I found a diving shop close to my house that fills Oxygen, using the DIN-477 connector, and they were happy with me as a customer selling it for 0.022EUR/liter.

So far, so good...

Then I contacted a Mountain High Oxygen Dealer in The Netherlands, and as soon as I mentioned that I was going to use "Diving Oxygen", they start arguing strongly against it, because "it contains too much water, and there is a chance that the system freezes up. Not safe.". They even forwarded me a mail from the Divox Gas Supplier saying that Diving Oxygen should not be used for aviation.

The problem is that the only place that I know of that sells Aviation Oxygen in The Netherlands (Hugen Aviation Oxygen), is a long drive, so I'm a bit disappointed that I can't use my local dive shop...

I would think: Oxygen = Oxygen, but apparently that is not true...

Is there any specification on how much H2O is allowed for the MH Oxygen system?

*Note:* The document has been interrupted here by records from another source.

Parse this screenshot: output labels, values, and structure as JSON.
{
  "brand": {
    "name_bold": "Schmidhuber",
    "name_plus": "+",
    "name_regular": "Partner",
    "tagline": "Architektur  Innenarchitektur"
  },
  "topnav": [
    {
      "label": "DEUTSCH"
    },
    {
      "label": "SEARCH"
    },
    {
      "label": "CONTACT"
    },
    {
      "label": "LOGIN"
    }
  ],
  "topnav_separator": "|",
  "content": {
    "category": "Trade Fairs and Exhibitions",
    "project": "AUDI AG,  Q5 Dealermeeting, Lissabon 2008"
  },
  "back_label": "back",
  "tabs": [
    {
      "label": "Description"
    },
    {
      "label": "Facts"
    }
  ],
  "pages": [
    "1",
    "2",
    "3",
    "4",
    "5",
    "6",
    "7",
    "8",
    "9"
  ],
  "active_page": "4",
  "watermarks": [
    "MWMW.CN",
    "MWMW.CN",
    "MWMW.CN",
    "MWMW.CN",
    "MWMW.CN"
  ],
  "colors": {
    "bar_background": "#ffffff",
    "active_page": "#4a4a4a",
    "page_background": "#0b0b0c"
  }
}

Why would it be more likely to freeze in aviation than diving? I assum your cabin is not running at a sub zero temperature? Wouldn't freezing be more related to the expansion of the compressed gas which happens in both applications?

EGTK Oxford

There is zero water in modern oxygen.

Well, there are tiny impurities - of the order of 0.1 to 0.01%. I spoke to British Oxygen about this and they gave me the figures, and they are all the same for

Welding oxygen
Food fresh oxygen
Medical oxygen
Aviation oxygen

Only the paperwork (and maybe quality supervision) differs.

The manufacturing process is the same nowadays - cryogenic with some variations (example).

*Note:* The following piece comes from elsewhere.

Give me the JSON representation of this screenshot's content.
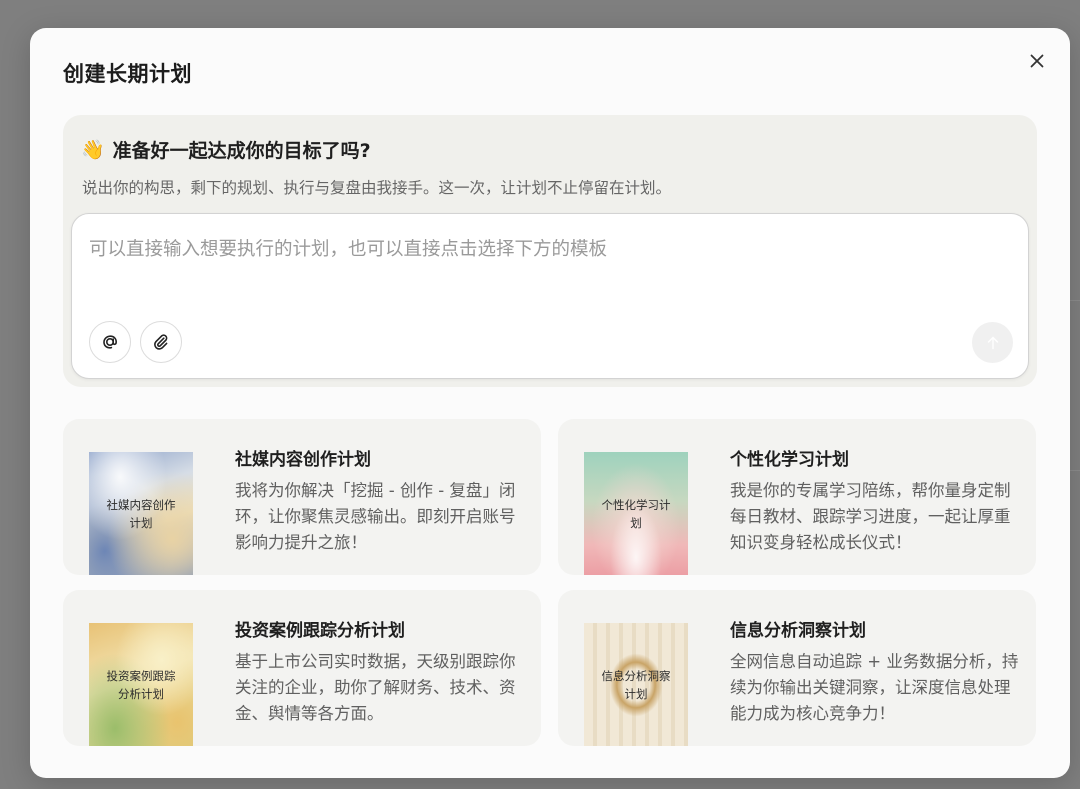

Don't confuse this with "oxygen concentrators" (also discussed in this forum) which pump air through zeolite and remove most of the nitrogen, which is OK for altitude breathing but AFAIK most of the water vapour remains, and so do all other gases.

I use welding oxygen, and have been since 2003, with Aerox, Precise, and now Mountain High. The reason I use it is because I can get the cylinder swapped for a new one by a local welding gas depot, no questions asked. I also get argon gas from there for TIG welding (really expensive stuff).

"Freezing" is nonsense anyway. The equipment is in your cockpit. The 1st stage regulator cools a tiny bit; maybe a few degrees C.

Administrator
Shoreham EGKA, United Kingdom

I was thinking the same, Jason. Also: If diving oxygen would contain more oxygen, then why aren't the steel bottles corroding on the inside?